Creating a student exhibition is a requirement of the Master of Fine Arts degree, and Kasra, who has also taught introductory courses on digital media at CSUN, said she is graduating this semester.
Kasra, 28, who received her bachelor’s of art degree in Iran, said her latest video installation also incorporates elements of fragmented time and space.
She said she recreated the intimacy of her excursions into the realm of the unknown within the gallery space by building a dividing wall that partitions the room into two spaces.
After stepping through a curtain of multicolored beads one enters a dimly lit inner room where Kasra’s video installation is projected onto a suspended screen.
“It was hypnotic,” said Kevin Lueng. “I kept coming back and getting different experiences.”
The interior room has a laid-back wooden chair placed behind a table adorned with fortune telling artifacts such as a deck of Tarot cards, crystal balls and polished stones and minerals. Religious figurines, candles and numerous books were also used.
Kasra said the inner space was filled with some of her and her friend’s personal items as well as some items she collected from the fortunetellers during the filming of her project. She said the desired result was to have the viewer experience the mood of her psychic encounters as she remembers them.
“I really wanted that intimacy and to create a mood,” she said. “I wanted the room to be intensified and full of energy.”
She said a suspended film screen was used to create a sense of depth while guests watched the three simultaneous 12-minute film sequences that were projected side-by-side onto the screen.
For some of the people that were in attendance for the opening reception on Saturday, Nov. 5, curiosity of the unknown was a subject that they found personally relevant.

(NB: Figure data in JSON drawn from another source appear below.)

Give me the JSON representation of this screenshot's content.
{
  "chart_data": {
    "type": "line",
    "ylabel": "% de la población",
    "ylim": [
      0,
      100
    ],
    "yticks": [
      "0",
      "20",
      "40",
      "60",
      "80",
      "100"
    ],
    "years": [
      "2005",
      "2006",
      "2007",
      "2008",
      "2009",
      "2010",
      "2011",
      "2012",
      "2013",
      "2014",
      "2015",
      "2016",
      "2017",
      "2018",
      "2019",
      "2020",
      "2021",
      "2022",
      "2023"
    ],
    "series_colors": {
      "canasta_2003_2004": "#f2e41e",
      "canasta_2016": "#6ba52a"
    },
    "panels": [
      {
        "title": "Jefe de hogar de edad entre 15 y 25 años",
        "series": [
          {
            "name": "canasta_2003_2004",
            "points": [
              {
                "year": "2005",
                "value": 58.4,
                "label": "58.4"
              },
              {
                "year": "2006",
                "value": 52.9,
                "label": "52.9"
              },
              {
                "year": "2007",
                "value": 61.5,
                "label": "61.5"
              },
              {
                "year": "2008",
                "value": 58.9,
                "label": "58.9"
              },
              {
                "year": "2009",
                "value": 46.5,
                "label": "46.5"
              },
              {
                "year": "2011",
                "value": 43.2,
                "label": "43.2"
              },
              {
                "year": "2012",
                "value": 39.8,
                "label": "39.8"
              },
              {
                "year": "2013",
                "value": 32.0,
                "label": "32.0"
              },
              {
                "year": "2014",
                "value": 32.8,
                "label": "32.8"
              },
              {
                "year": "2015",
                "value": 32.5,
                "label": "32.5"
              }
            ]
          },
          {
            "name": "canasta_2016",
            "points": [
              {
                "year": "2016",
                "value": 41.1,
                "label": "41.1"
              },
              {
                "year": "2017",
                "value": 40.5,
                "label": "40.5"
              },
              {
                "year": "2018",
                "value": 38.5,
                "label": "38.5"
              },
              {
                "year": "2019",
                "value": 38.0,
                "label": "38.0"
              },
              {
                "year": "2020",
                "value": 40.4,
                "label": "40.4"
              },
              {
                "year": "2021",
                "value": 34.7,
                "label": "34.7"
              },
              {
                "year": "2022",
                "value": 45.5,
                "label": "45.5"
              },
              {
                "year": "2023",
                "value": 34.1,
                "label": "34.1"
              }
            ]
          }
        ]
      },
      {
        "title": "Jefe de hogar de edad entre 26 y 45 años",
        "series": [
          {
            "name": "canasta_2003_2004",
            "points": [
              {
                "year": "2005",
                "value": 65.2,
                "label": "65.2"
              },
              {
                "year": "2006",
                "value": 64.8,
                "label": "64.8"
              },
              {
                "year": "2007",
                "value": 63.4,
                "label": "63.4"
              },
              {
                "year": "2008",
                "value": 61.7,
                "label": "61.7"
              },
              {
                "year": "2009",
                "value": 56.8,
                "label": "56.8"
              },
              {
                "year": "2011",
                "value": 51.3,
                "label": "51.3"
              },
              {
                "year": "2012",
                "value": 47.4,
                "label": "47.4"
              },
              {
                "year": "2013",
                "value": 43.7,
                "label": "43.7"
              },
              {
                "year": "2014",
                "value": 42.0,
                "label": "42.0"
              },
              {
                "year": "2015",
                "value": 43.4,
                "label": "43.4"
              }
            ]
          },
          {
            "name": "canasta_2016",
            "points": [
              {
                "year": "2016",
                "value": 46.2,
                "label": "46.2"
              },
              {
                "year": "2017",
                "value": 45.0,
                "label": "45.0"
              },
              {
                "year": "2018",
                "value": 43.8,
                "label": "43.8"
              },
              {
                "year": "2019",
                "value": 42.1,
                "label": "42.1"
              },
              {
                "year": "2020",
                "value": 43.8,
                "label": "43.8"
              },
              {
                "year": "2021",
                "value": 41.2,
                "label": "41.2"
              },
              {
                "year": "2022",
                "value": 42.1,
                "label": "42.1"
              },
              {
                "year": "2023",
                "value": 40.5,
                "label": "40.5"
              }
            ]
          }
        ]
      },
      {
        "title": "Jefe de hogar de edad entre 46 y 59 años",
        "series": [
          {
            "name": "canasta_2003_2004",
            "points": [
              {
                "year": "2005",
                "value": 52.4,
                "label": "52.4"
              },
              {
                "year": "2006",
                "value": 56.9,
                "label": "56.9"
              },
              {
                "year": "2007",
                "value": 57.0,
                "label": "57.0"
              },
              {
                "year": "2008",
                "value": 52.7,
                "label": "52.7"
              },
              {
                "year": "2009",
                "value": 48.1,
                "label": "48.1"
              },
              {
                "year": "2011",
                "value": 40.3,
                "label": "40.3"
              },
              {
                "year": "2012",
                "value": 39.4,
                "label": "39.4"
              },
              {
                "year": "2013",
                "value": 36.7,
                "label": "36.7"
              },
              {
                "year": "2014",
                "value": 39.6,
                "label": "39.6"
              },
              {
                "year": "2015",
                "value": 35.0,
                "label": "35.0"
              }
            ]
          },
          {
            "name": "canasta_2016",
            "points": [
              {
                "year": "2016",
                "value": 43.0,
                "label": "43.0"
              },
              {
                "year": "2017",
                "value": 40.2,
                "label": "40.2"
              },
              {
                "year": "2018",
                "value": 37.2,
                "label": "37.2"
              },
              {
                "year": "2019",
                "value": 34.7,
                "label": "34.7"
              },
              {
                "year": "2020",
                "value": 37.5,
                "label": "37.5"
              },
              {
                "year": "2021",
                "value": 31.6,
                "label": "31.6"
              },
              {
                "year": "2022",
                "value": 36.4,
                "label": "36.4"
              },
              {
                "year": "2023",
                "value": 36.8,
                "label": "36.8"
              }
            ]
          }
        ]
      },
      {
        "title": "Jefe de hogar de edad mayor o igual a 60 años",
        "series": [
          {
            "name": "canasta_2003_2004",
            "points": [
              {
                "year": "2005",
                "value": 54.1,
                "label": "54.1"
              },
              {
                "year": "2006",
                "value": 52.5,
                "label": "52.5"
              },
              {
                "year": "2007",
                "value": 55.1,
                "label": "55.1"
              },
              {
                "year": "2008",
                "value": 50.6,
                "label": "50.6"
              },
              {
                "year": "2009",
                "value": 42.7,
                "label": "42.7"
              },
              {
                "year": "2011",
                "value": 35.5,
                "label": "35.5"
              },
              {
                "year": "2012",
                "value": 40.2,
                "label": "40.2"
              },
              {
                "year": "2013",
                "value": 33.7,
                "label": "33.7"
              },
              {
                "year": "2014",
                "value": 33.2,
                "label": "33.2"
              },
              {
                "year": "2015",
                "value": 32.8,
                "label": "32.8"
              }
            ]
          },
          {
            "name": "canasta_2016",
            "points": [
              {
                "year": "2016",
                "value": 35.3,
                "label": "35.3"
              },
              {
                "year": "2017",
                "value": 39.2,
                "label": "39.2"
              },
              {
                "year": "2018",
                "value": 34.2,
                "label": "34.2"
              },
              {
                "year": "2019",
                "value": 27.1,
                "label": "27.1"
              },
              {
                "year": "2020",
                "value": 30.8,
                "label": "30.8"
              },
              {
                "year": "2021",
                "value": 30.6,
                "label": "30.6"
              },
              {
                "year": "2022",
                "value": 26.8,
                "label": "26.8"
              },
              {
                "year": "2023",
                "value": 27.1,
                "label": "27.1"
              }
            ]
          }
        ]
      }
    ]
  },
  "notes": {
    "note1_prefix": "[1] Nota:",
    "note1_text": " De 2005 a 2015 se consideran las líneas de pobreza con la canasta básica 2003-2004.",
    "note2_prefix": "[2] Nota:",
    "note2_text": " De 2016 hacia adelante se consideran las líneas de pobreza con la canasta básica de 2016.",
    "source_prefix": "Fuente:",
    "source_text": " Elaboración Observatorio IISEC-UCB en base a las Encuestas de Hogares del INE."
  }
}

“I was ready to understand the movie before I came to this place because everybody has an interest in their future,” said Vladimir Vasilyera.
Kasra said that as hard as it is to succeed in the art world, she is driven by a need to capture her experiences, and ultimately share them with an audience.
“Every artist wants to be well known while they’re alive,” she said. “Basically, what I always like to do is change how people watch video and film so people deal with it on a different level. I love the fact that people can sit in area and mesh with a video emotionally and physically.”
Alex Alferov, an artist who is currently working with Kasra on another video project, said that the present day digital culture has made an artist’s perceptive powers available to everyone and is no longer limited to motionless frames.
“What she’s saying is everyone is an artist if they’d only stop and reflect on their surroundings,” Alferov said.
Kasra said “enriched” is also a departure from past works in that she decided to hide nothing from the viewing audience this time.
“Sometimes I try to hide myself behind my work, but this time I was very honest. This is my only work where I put everything onscreen,” Kasra said.